Menakar Ruh Pancasila di Era Milenial


Tugu Garuda Pancasila Paloh Sambas
Setiap saat kita bertemu dan melalui hari-hari besar kebangsaan kita sebagai warga negara yang merdeka dan berdaulat. Termasuk peringatan hari lahir Pancasila yang merupakan ideologi dasar tegaknya kedaulatan Republik Indonesia. Pancasila menjadi ruh perjalanan berbangsa dan bernegara bagi setiap warga negera yang berada di bawah kedaulatan negara yang bernama Indonesia.

Seperti kita ketahui banhwa Pancasila merupakan pilar ideologi utama bangsa Indonesia. Pancasila merupakan rumusan dan pedoman kehidupan berbangsa dan bernegara bagi seluruh rakyat Indonesia. Pacasila terdiri dari dua suku kata yang berasal dari bahasa sangsakerta yaitu Panca yang berarti lima, dan Sila yang berarti prinsip dasar atau asas. 

Sila-sila dari lima sila yang tercantum dalam ideologi Pancasila tersebut terdiri dari, Ketuahanan yang Maha Esa, Kemanusiaam yang adil dan beradab, Persatuan Indonesia, Kerakyatan yang dipimpin oleh hikmat kebijaksanaan dalam permusyawaratan/perwakilan, dan Keadilan sosial bagi seluruh rakyat Indonesia. lima ideologi utama penyusun Pancasila adalah lima sila Pancasila, yang tercantum pada alinea keempat dalam Pembukaan Undang-Undang Dasar 1945.
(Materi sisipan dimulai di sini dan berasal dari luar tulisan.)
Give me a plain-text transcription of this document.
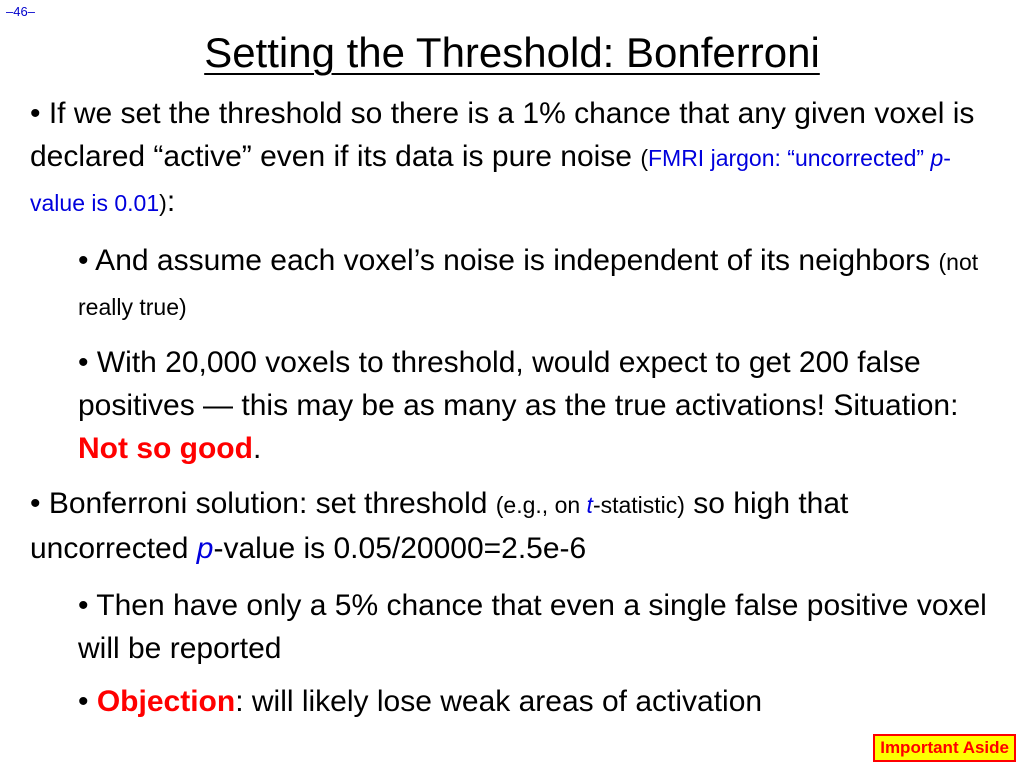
–46–
Setting the Threshold: Bonferroni

• If we set the threshold so there is a 1% chance that any given voxel is declared “active” even if its data is pure noise (FMRI jargon: “uncorrected” p-value is 0.01):

• And assume each voxel’s noise is independent of its neighbors (not really true)

• With 20,000 voxels to threshold, would expect to get 200 false positives — this may be as many as the true activations! Situation: Not so good.

• Bonferroni solution: set threshold (e.g., on t-statistic) so high that uncorrected p-value is 0.05/20000=2.5e-6

• Then have only a 5% chance that even a single false positive voxel will be reported

• Objection: will likely lose weak areas of activation

Important Aside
Undang-Undang Dasar Negara Republik Indonesia Tahun 1945 (disingkat UUD 1945; terkadang juga disingkat UUD '45, UUD RI 1945, atau UUD NRI 1945) adalah konstitusi dan sumber hukum tertinggi yang berlaku di Republik Indonesia. UUD 1945 menjadi perwujudan dari dasar negara (ideologi) Indonesia, yaitu Pancasila, yang disebutkan secara gamblang dalam Pembukaan UUD 1945. (sumber: Naskah UUD 1945, diterbitkan pada tahun 1946)

Sekarang pertanyaanya apakah ruh atau spirit Pancasila masih ada di era Milenial ini?
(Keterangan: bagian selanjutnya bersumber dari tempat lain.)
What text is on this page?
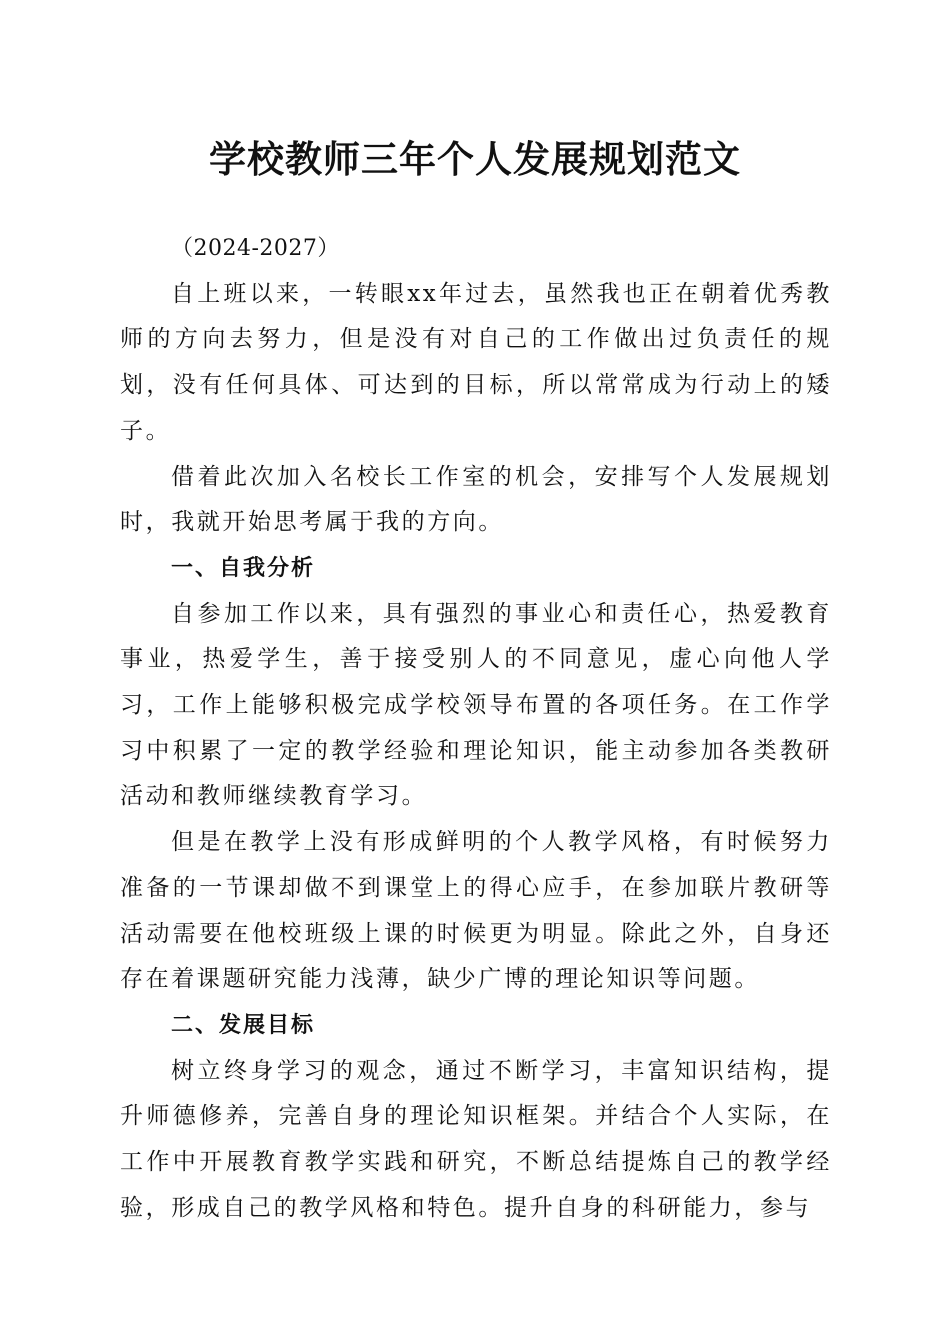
学校教师三年个人发展规划范文

（2024-2027）

自上班以来，一转眼xx年过去，虽然我也正在朝着优秀教师的方向去努力，但是没有对自己的工作做出过负责任的规划，没有任何具体、可达到的目标，所以常常成为行动上的矮子。

借着此次加入名校长工作室的机会，安排写个人发展规划时，我就开始思考属于我的方向。

一、自我分析

自参加工作以来，具有强烈的事业心和责任心，热爱教育事业，热爱学生，善于接受别人的不同意见，虚心向他人学习，工作上能够积极完成学校领导布置的各项任务。在工作学习中积累了一定的教学经验和理论知识，能主动参加各类教研活动和教师继续教育学习。

但是在教学上没有形成鲜明的个人教学风格，有时候努力准备的一节课却做不到课堂上的得心应手，在参加联片教研等活动需要在他校班级上课的时候更为明显。除此之外，自身还存在着课题研究能力浅薄，缺少广博的理论知识等问题。

二、发展目标

树立终身学习的观念，通过不断学习，丰富知识结构，提升师德修养，完善自身的理论知识框架。并结合个人实际，在工作中开展教育教学实践和研究，不断总结提炼自己的教学经验，形成自己的教学风格和特色。提升自身的科研能力，参与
Jawabannya pasti subjektif dan demensional. Tidak dapat dipungkiri dengan berlalunya zaman dan perkembangan teknologi yang terus memwarnai kehidupan akan menimbulkan ekses posisitf dan negatif bagi kehidupan masyarakat, tidak terkecuali dalam berbangsa dan bernegera.

Seperti misalnya Sila pertama dalam Pancasila kita semua di pandu dengan sebuah iedeologi hidup dalam bingkai Ketuhanan yang Maha Esa, maknanya  adalah setiap warga negara kesatuan Republik Indonesia harus menetapi suatu keyakinan dalam konsep ketuhanan sesuai dengan agamanya masing-masing. Artinya syarat utama menjadi Warga Negara Indonesia (WNI) harus beragama. Percaya dan taat pada ajaran masing-masing agama dengan meneguhkan prinsip toleransi dalam beragama mengingat bangsa indonesia adalah bangsa yang majemuk, atau yang kita kenal dengan negara yang ber-Bhineka Tunggal Ika.
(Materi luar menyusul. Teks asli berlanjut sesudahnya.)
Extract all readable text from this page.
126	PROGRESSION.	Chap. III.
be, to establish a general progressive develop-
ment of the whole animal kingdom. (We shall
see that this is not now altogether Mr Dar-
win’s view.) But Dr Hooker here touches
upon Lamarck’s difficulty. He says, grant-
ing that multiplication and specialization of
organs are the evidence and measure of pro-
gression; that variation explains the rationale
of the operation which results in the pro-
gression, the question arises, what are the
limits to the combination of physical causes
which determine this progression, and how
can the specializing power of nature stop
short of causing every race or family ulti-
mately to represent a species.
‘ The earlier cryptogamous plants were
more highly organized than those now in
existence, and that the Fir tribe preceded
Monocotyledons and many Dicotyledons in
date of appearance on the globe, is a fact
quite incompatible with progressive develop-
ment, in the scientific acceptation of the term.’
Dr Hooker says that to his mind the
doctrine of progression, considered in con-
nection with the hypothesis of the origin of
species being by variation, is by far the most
Ruh sila pertma ini menjadi tantangan tersendiri bagi generasi terkini yang kita kenal dengan generasi milenial, sebuah era dengan generasi yang serba instan. Fokus pada orientasi global dan cenderung pargmatis, serta tidak sedikit yang abai terhadap persoalan-persoalan ideologis, baik itu ideologi negara atau ajaran yang terkandung di dalamnya.

Prinsip Kemanusian yang Adil dan Beradab, relasi kemanusian kita, di sebuah era yang serba online ini seakan nyata tapi semu. Ada naluri atau intuisi dari sifat persahabatan, keluarga, dan kebersamaan itu mulai hilang akibat kemudahan-kemudahan komunikasi yang kita dapatakan melunturkan sikap kesahajaan. Mudah menghujat, mudah menyebarkan berita bohong, mudah menghakimi orang tanpa diawali dengan konfirmasi sebuah kebenarannya. Sehingga prinsip-prinsip keadilan dan akhlak sepertinya memudar bersama kecanggihan era yang memanja.

Sila ketiga Pancasila yaitu Persatuan Indonesia, menjadi pertaruhan penting di era milenial ini. di zaman teknologi yang telah mengontrol diri ini, sifat-sifa individulaistik telah mengkungkung pribadi-pribadi menajdi individualis, memisahkan diri dari komunitas besar berbangsa, mudah mendirikan kelompok-kelompok yang tidak sejalan dengan ruh kebangsaan. Separatisme meningkat, sikap-sikap sektarian tumbuh kembang menjamur dimana-mana. Sehingga rasa persatuan dan kesatuan dalam berbangsa tergerus oleh zaman dan kepentingan individu.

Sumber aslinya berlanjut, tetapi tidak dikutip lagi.